Darüber hinaus können Unternehmen, die die Vorschriften nicht einhalten, mit Geldstrafen und dem Ausschluss von öffentlichen Ausschreibungen sowie Konzessionsverfahren belegt werden.
Die CSDDD als zentraler Teil des ESG-Puzzles
Die von der Europäischen Kommission im Februar 2022 als Teil der Green-Deal-Agenda vorgeschlagene CSDDD ist ein wichtiger Bestandteil der ESG-Regulierungslandschaft.

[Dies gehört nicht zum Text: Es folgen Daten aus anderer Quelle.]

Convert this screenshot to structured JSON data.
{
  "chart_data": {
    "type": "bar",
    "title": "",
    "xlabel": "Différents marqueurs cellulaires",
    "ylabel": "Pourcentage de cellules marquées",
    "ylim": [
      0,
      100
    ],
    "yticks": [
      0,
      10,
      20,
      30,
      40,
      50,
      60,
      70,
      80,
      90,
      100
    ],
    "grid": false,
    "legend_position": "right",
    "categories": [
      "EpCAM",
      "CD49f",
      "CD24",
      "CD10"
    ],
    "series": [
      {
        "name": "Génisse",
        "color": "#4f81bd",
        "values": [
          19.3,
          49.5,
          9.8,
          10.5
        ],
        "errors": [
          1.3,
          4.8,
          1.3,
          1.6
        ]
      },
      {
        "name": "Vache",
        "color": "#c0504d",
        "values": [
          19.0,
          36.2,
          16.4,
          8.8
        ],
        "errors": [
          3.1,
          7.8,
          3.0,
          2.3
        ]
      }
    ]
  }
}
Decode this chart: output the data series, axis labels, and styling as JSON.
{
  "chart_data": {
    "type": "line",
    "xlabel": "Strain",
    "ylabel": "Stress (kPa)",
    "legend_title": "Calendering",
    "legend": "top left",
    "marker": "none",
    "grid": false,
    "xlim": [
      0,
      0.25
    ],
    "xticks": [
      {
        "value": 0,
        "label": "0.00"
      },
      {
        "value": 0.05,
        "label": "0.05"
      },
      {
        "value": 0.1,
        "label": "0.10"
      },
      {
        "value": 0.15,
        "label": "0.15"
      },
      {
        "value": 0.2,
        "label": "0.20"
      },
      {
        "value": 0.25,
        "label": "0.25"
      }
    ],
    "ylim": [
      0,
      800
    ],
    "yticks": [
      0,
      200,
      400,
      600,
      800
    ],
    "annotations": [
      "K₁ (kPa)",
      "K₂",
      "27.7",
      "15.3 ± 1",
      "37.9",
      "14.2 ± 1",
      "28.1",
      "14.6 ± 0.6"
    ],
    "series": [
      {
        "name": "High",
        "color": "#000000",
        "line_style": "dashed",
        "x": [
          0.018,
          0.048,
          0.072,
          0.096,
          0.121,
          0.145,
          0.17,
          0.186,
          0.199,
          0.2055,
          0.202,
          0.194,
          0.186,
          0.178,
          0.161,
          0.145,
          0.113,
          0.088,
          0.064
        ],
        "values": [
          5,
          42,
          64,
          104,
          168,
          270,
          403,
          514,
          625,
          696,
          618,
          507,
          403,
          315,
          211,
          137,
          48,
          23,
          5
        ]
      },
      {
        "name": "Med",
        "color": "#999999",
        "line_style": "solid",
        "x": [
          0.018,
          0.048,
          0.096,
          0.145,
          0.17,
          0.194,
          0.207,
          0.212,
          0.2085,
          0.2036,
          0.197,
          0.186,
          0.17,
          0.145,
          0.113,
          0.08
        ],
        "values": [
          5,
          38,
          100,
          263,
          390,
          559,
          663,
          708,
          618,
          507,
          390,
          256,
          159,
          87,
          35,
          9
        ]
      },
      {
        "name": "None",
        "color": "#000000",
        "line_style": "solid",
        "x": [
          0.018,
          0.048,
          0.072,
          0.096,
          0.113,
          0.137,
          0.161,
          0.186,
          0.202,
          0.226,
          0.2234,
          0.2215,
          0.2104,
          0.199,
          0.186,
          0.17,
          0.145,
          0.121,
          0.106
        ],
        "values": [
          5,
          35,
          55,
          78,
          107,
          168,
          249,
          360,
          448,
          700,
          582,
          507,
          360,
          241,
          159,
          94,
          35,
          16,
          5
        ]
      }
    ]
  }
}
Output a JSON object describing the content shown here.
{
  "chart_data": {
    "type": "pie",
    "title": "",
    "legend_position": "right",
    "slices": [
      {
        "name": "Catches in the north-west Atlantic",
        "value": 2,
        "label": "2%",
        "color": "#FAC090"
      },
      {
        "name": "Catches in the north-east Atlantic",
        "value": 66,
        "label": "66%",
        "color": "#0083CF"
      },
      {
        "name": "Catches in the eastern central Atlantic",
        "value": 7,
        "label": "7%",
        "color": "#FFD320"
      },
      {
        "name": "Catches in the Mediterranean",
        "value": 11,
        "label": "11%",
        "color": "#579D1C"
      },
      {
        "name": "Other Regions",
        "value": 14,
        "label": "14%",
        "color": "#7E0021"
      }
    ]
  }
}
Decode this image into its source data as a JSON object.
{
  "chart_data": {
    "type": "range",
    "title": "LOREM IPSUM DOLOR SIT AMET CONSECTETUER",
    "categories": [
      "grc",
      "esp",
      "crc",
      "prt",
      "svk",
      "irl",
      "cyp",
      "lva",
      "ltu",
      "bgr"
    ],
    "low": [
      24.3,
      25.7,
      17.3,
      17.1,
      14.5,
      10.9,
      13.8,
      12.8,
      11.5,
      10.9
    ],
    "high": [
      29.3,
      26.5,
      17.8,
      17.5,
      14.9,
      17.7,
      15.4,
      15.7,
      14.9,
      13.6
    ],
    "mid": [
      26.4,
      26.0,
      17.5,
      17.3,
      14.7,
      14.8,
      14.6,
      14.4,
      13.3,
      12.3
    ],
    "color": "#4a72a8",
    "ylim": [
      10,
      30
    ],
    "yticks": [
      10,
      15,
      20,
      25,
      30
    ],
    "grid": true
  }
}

Die Richtlinie ist eng mit ihrem Reporting-Gegenstück, der Richtlinie über die Nachhaltigkeitsberichterstattung von Unternehmen (CSRD), verknüpft, in deren Rahmen CSDDD-relevante KPIs offengelegt werden können. Gemeinsam informieren sie Stakeholder wie Investoren, Verbraucher oder Gewerkschaften über die Nachhaltigkeitspraktiken und -leistung sowie Maßnahmen von Unternehmen, die sie für den Umgang mit ESG-Risiken entlang der Wertschöpfungskette ergreifen.
Im Zusammenspiel mit der EU-Taxonomie-Verordnung zielen diese Gesetzesinitiativen darauf ab, Investitionen in nachhaltige Wirtschaftstätigkeiten zu lenken. Diese sollen das Ziel der EU unterstützen, die Treibhausgasemissionen bis 2030 um 55% zu reduzieren und bis 2050 klimaneutral zu werden.
Abschluss des Gesetzgebungsverfahrens
Am 24. Mai hat auch der Rat der EU die CSDDD formal angenommen. Der finale Gesetzestext wird nun zeitnah im Amtsblatt der EU veröffentlicht. Die Richtlinie tritt 20 Tage später in Kraft.
Die Mitgliedstaaten haben im Anschluss zwei Jahre Zeit, sie in nationales Recht umzusetzen. In Mitgliedstaaten, in denen es bereits nationale Sorgfaltspflichtengesetze gibt, wie in Deutschland und Frankreich, müssen die jeweiligen nationalen Gesetze an die CSDDD angepasst werden.
Die Anwendung der Richtlinie wird schrittweise auf Basis der Unternehmensgröße erfolgen, wobei die erste Gruppe drei Jahre nach Inkrafttreten, also voraussichtlich im Jahr 2027, die Anforderungen erfüllen muss.